What has America's oldest pool meant for Boston?

What has America’s oldest pool meant for Boston?

Public pools may have been replaced by private backyard swimming holes in terms of popularity over the last few decades, but that hasn’t erased the image of the publicly accessible pool as a center of urban activity and recreation. Families used to flock to municipal parks and facilities for much more than just a swim – sometimes they would spend whole days on picnics taking in the scenery.

Such scenes are few and far between nowadays, most notably because of the dwindling number of cities that are willing to finance the pool maintenance services their facilities desperately need. While cities out west are being pressed for cash from costly droughts, places like Boston have a tradition of public aquatics that they’re not willing to part with. The home of America’s oldest public park and swimming facility, the Boston Common and Frog Pond still stand today as symbols of a time when commercial pools were the focal point of city life.

Colonial beginnings
It’s safe to say that pretty much everything back in 1634 was different, and Boston’s physical landscape was certainly no exception. The location of today’s Boston Common is nestled in the Back Bay neighborhood, and though it’s now separated from the harbor by miles of landfill, the park was once adjacent to marshlands fed by inlets from the Atlantic Ocean. The Friends of the Public Garden explained that the city purchased this 48-acre plot of land from a wealthy European colonialist and taxed 17th-century Bostonians six shillings each to cover the bill.

The grassy areas of Boston Common were originally intended to serve as communal grazing lands for settlers with cattle – the agrarian economy of the time necessitated large tracts of grasslands in the otherwise crowded city of Boston. However, city planners made another purely recreation addition to the park as well.

The oddly named Frog Pond wading pool was also added during the late 1600s. CelebrateBoston.com offered one explanation for the name – when British soldiers stationed on the Common sought game to hunt, they targeted frogs resting in a marshy area. Frog Pond was initially naturally fed by runoff from a nearby hill in the Common, but it was paved over in the 19th century and modern filtration systems have been tacked on over time to protect the facility and its swimmers.

Why public pools?
Plopping a hastily designed park down into any mid-sized city likely won’t have any significant effect on citizens’ daily lives, but facilities with a little forethought and preparation behind them might be a different story entirely. The American Planning Association explained that an interconnected system of parks and commercial pools can dramatically transform cities for the better.

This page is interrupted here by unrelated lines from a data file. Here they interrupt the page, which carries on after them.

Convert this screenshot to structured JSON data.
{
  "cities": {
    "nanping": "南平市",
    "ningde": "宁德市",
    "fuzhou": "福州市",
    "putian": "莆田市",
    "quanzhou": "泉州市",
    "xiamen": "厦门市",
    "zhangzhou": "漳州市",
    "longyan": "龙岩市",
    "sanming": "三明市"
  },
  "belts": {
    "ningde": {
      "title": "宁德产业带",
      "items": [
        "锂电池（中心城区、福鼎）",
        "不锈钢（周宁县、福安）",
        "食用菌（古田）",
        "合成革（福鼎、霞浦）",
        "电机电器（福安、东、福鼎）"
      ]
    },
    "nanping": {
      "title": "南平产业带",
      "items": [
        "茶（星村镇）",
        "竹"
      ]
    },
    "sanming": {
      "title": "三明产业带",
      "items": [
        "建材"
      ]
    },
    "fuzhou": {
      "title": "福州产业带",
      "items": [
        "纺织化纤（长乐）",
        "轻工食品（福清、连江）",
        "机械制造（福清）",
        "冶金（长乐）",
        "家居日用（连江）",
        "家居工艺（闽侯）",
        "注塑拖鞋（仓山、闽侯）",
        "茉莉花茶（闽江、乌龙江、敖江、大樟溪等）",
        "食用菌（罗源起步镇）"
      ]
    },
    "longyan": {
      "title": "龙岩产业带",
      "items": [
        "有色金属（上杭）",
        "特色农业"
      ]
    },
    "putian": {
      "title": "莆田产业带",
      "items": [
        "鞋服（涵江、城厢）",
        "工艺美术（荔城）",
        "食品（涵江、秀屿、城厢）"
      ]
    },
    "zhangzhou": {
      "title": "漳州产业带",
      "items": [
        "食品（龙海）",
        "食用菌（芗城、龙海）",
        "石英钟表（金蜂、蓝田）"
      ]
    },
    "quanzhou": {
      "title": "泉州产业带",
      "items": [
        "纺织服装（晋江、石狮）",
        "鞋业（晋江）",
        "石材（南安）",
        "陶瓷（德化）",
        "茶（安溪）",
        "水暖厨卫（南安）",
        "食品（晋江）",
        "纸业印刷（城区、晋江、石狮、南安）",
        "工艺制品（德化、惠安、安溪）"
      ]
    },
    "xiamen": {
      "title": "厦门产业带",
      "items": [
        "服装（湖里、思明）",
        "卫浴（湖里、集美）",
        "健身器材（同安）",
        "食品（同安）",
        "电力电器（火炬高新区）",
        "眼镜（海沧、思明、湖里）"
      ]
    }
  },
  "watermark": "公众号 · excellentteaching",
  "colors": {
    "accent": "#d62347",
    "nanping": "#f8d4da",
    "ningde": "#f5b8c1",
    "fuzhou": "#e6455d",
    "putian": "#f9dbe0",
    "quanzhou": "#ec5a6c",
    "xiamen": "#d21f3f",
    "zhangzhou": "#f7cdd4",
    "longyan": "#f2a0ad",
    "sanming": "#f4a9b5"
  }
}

In the event of a natural disaster, the natural drainage systems inherent in public parks – runoff sources, groundwater absorption and reuptake – reduce the strain on sewage infrastructures that are costly to install and maintain. The APA also noted that parks serve as a central gathering point for people in search of recreation and luxury, which leads to increased economic activity in the area. Public parks, especially swimming facilities, increase the health of cities surveyed by the APA by allowing citizens to exercise and wash without a major investment.

Common goals
Frog Pond may be America’s oldest public swimming facility, and its pool management have picked up some tips and tricks over the course of their nearly 400-year history. In the summer, Frog Pond is filled with chilled knee-high water that’s perfect for wading, swimming with small children or just relaxing on a hot summer day. In the winter, the facility transforms into a public ice skating rink, complete with miniature boards and a specialized ice resurfacer to keep the skating surface smooth for patrons.

Boston is one of the oldest major cities in the country, but history alone doesn’t explain how Frog Pond and the Boston Common have come to occupy such central geographic and social positions in Bostonians’ lives. For that, city planners from centuries past cultivated the public facilities for such egalitarian future use.

Whether it’s hot or cold out, do the Founding Fathers a solid and visit your local public pool today.